С самого утра всех обитателей дома вывели во двор, снова пересчитали, и выдали билеты на пароход. Японцы делали свое дело с удивительным спокойствием и сдержанностью. Посадка заняла довольно много времени, поскольку никто не хотел пропустить впереди себя низшего по званию, а список был составлен в алфавитном порядке, что вызвало множество споров и перебранок. В итоге японцы поняли причину замешательства и сутолоки и вызвали на борт сперва штаб-офицеров, потом всех остальных.

Наконец мы разместились по каютам, два человека в каждой и прошли в большой зал на обед. Обед оказался отличным, особенно после артурской голодовки. После продолжительного застолья все разошлись по каютам и отправились на боковую под мерный шум работающей корабельной машины.

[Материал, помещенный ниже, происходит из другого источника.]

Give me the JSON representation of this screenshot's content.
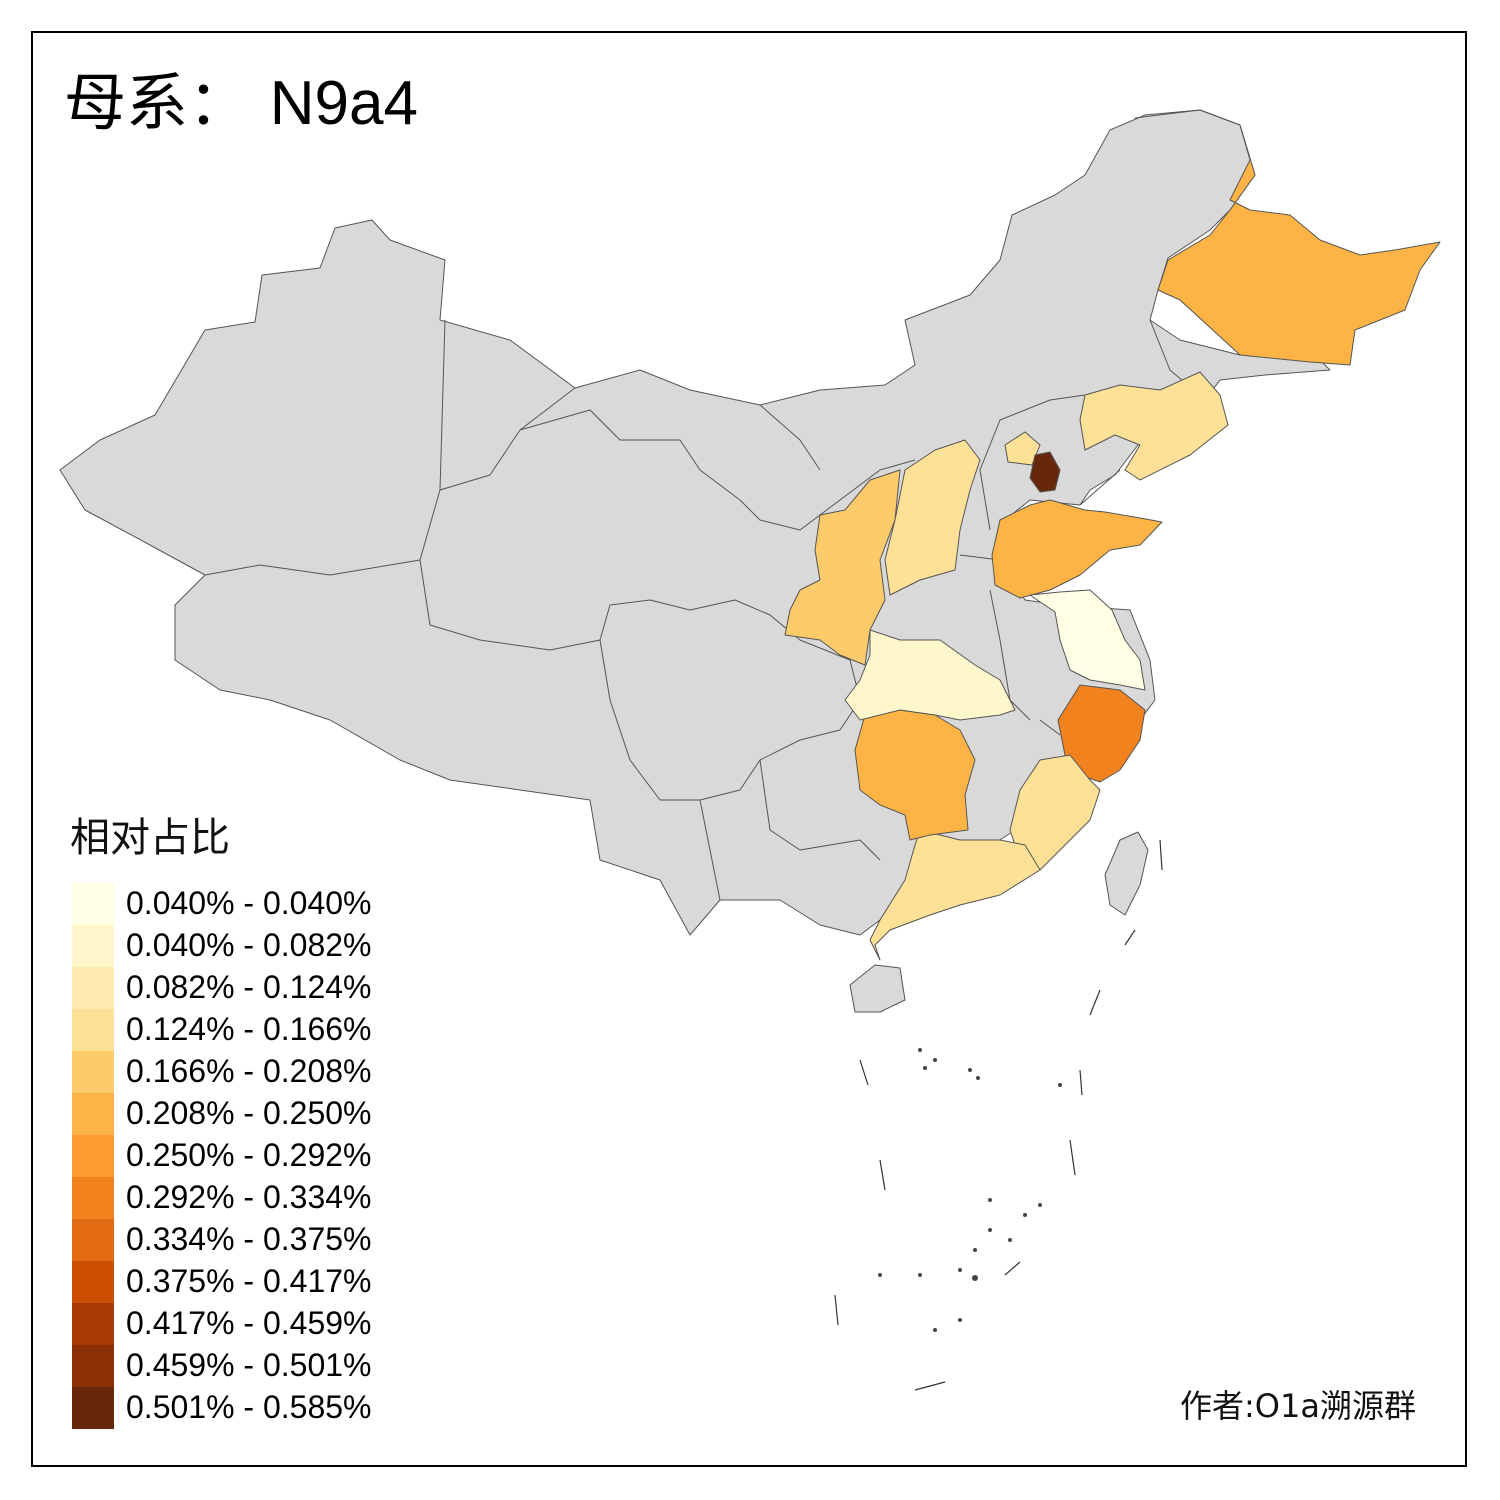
{
  "title_prefix": "母系：",
  "title_haplogroup": "N9a4",
  "legend": {
    "title": "相对占比",
    "items": [
      {
        "label": "0.040% - 0.040%",
        "color": "#FFFFE5"
      },
      {
        "label": "0.040% - 0.082%",
        "color": "#FFF7CC"
      },
      {
        "label": "0.082% - 0.124%",
        "color": "#FEEBB0"
      },
      {
        "label": "0.124% - 0.166%",
        "color": "#FEE196"
      },
      {
        "label": "0.166% - 0.208%",
        "color": "#FECB6B"
      },
      {
        "label": "0.208% - 0.250%",
        "color": "#FEB444"
      },
      {
        "label": "0.250% - 0.292%",
        "color": "#FE9C30"
      },
      {
        "label": "0.292% - 0.334%",
        "color": "#F2821E"
      },
      {
        "label": "0.334% - 0.375%",
        "color": "#E26A12"
      },
      {
        "label": "0.375% - 0.417%",
        "color": "#CC4E02"
      },
      {
        "label": "0.417% - 0.459%",
        "color": "#A83B03"
      },
      {
        "label": "0.459% - 0.501%",
        "color": "#8A3004"
      },
      {
        "label": "0.501% - 0.585%",
        "color": "#66270A"
      }
    ]
  },
  "credit": "作者:O1a溯源群",
  "colors": {
    "no_data": "#D9D9D9",
    "border": "#555555"
  }
}
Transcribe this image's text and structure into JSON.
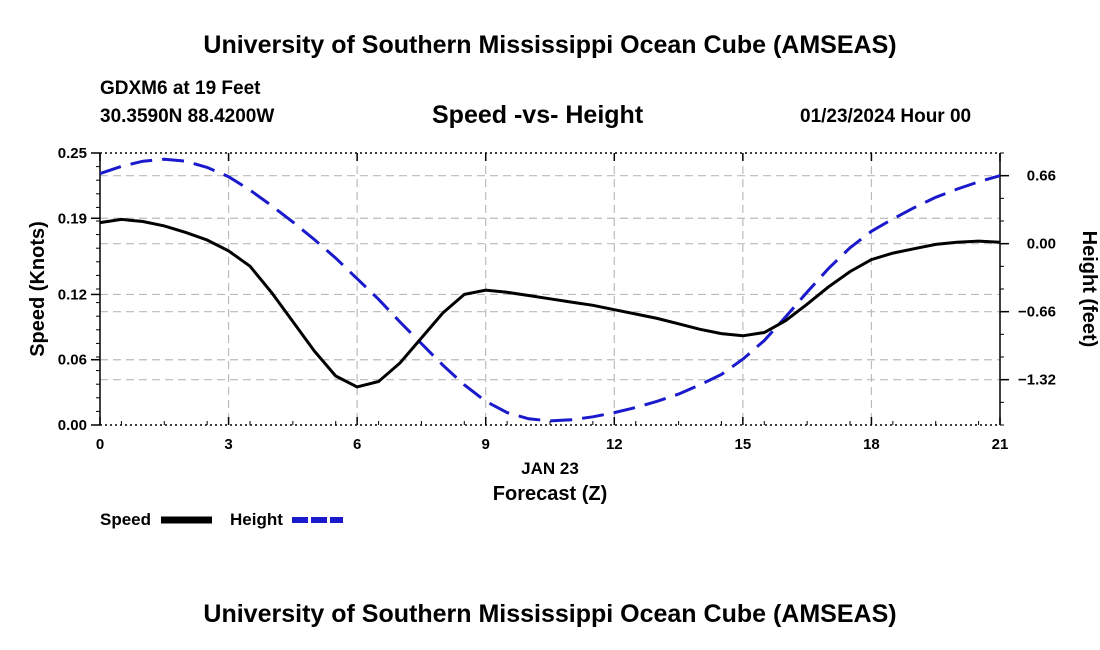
{
  "header": {
    "title": "University of Southern Mississippi Ocean Cube (AMSEAS)",
    "station": "GDXM6 at 19 Feet",
    "coords": "30.3590N  88.4200W",
    "date": "01/23/2024 Hour 00"
  },
  "footer": {
    "title": "University of Southern Mississippi Ocean Cube (AMSEAS)"
  },
  "colors": {
    "speed": "#000000",
    "height": "#1a1acc",
    "grid": "#bbbbbb"
  },
  "chart_data": {
    "type": "line",
    "title": "Speed -vs- Height",
    "xlabel": "Forecast (Z)",
    "xsublabel": "JAN 23",
    "ylabel": "Speed (Knots)",
    "y2label": "Height (feet)",
    "xlim": [
      0,
      21
    ],
    "ylim": [
      0,
      0.25
    ],
    "y2lim": [
      -1.76,
      0.88
    ],
    "xticks": [
      "0",
      "3",
      "6",
      "9",
      "12",
      "15",
      "18",
      "21"
    ],
    "yticks": [
      "0.00",
      "0.06",
      "0.12",
      "0.19",
      "0.25"
    ],
    "y2ticks": [
      "−1.32",
      "−0.66",
      "0.00",
      "0.66"
    ],
    "legend": {
      "position": "bottom-left",
      "speed_label": "Speed",
      "height_label": "Height"
    },
    "series": [
      {
        "name": "Speed",
        "axis": "left",
        "style": "solid",
        "x": [
          0,
          0.5,
          1,
          1.5,
          2,
          2.5,
          3,
          3.5,
          4,
          4.5,
          5,
          5.5,
          6,
          6.5,
          7,
          7.5,
          8,
          8.5,
          9,
          9.5,
          10,
          10.5,
          11,
          11.5,
          12,
          12.5,
          13,
          13.5,
          14,
          14.5,
          15,
          15.5,
          16,
          16.5,
          17,
          17.5,
          18,
          18.5,
          19,
          19.5,
          20,
          20.5,
          21
        ],
        "values": [
          0.186,
          0.189,
          0.187,
          0.183,
          0.177,
          0.17,
          0.16,
          0.146,
          0.122,
          0.095,
          0.068,
          0.045,
          0.035,
          0.04,
          0.057,
          0.08,
          0.103,
          0.12,
          0.124,
          0.122,
          0.119,
          0.116,
          0.113,
          0.11,
          0.106,
          0.102,
          0.098,
          0.093,
          0.088,
          0.084,
          0.082,
          0.085,
          0.096,
          0.111,
          0.127,
          0.141,
          0.152,
          0.158,
          0.162,
          0.166,
          0.168,
          0.169,
          0.168
        ]
      },
      {
        "name": "Height",
        "axis": "right",
        "style": "dashed",
        "x": [
          0,
          0.5,
          1,
          1.5,
          2,
          2.5,
          3,
          3.5,
          4,
          4.5,
          5,
          5.5,
          6,
          6.5,
          7,
          7.5,
          8,
          8.5,
          9,
          9.5,
          10,
          10.5,
          11,
          11.5,
          12,
          12.5,
          13,
          13.5,
          14,
          14.5,
          15,
          15.5,
          16,
          16.5,
          17,
          17.5,
          18,
          18.5,
          19,
          19.5,
          20,
          20.5,
          21
        ],
        "values": [
          0.68,
          0.75,
          0.8,
          0.82,
          0.8,
          0.74,
          0.65,
          0.52,
          0.37,
          0.21,
          0.04,
          -0.14,
          -0.34,
          -0.54,
          -0.76,
          -0.97,
          -1.18,
          -1.37,
          -1.53,
          -1.64,
          -1.7,
          -1.72,
          -1.71,
          -1.68,
          -1.64,
          -1.59,
          -1.53,
          -1.46,
          -1.37,
          -1.27,
          -1.12,
          -0.94,
          -0.71,
          -0.47,
          -0.24,
          -0.04,
          0.12,
          0.24,
          0.35,
          0.45,
          0.53,
          0.6,
          0.66
        ]
      }
    ]
  }
}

Я стоял на носу, прислонившись к левому борту, обращенному к берегу Корейского залива и смотрел на медленно проплывающие горы. Матросы быстро вымыли палубу, и ушли, оставив меня один на один с плеском волн и заунывным посвистом ветра в корабельных снастях. Теперь я почти ясно слышал ускользающую от меня мелодию сопок, обрамленную шумом зарослей гаоляна, хлопками пропархивания куропаток, и ровного шума прибоя. Чтобы не забыть, нужно было ее сыграть хотя бы один раз, я поспешил в каюту, осторожно, стараясь не разбудить задремавшего Михаила Ивановича, вытащил дудочку и вернулся на нос корабля. Там по-прежнему было пусто, я приложил мундштук к губам и заиграл.